Prinsip umum pengelolaan keuangan desa memuat tiga aspek yakni transparansi, partisipasi dan akuntabilitas. Hal tersebut disampaikan Roy Salam dari Indonesian Budget Center (IBC) dalam lokakarya penyusunan baseline tata kelola keuangan desa yang diselenggarakan Infest Yogyakarta, Jumat (15/5/2015).
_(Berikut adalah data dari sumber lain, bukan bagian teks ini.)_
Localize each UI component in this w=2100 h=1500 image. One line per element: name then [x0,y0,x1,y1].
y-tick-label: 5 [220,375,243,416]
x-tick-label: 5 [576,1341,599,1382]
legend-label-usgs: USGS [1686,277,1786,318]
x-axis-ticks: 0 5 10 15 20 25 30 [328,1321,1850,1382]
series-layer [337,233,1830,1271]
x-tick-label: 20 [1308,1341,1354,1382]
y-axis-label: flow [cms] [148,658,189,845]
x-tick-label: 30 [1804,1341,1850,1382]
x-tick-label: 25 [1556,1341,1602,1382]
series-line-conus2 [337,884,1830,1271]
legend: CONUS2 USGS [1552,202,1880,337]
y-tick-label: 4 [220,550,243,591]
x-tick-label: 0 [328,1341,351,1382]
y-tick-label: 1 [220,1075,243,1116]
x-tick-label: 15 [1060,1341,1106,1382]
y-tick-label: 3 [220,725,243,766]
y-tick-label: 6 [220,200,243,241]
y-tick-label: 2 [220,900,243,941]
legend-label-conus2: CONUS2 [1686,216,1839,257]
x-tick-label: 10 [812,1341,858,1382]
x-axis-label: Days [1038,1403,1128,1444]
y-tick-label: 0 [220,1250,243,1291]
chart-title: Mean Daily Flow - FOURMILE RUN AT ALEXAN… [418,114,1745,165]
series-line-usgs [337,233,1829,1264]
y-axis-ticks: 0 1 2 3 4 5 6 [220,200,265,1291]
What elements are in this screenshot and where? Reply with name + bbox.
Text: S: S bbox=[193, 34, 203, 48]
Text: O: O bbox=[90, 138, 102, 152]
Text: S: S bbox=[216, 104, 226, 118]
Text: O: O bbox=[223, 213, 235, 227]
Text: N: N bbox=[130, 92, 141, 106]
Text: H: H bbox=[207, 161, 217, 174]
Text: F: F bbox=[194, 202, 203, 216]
Menurut Roy, transparansi menjadi elemen krusial karena menjadi prasyarat adanya partisipasi warga dan akuntabilitas tata kelola keuangan. Transparansi merupakan mekanisme yang menjamin keterbukaan informasi di tingkat desa. Dan, yang terpenting keterbukaan didasarkan pada semangat pelayanan publik.
“Sayangnya, pemahaman tentang keterbukaan informasi hanya untuk menggugurkan kewajiban bukan untuk pelayanan. Misalnya, website pemerintah yang dibuat mahal tetapi warganya susah mengakses internet,” terang Roy.
Transparansi menjadi pintu masuk bagi partisipasi warga. Disini, partisipasi tidak sebatas kehadiran, melainkan akses warga untuk menjadi pengambil keputusan dalam proses perencanaan keuangan. Juga, semangat partisipasi menjadi ruang kontrol dan pengawasan masyarakat. Hal tersebut penting untuk mendorong kinerja pemerintah desa dan kualitas perencanaan yang demokratis.
Selain itu, dibutuhkan pula komitmen kuat dari pemerintah desa, Badan Permusyawaratan Desa (BPD) dan semua lembaga yang ada di desa untuk melaksanakan prinsip akuntabilitas. Prinsip akuntabilitas perlu menetapkan capaian kinerja pemerintah desa, sasaran dan kebermanfaatan dalam pembangunan desa.
Akuntabilitas seharusnya juga bisa menjamin pemanfaatan sumber daya yang sesuai dengan peraturan perundang-undangan. Tertib dalam peraturan perundang-undangan juga menjadi prinsip dalam pengelolaan keuangan desa. Dalam konteks kepengaturan desa mutakhir, pasca disahkannya Undang-undang Nomor 6 Tahun 2014 tentang Desa (UU Desa), ketiga prinsip tadi menjadi panduan bahwa penguatan kapasitas manusia paling penting.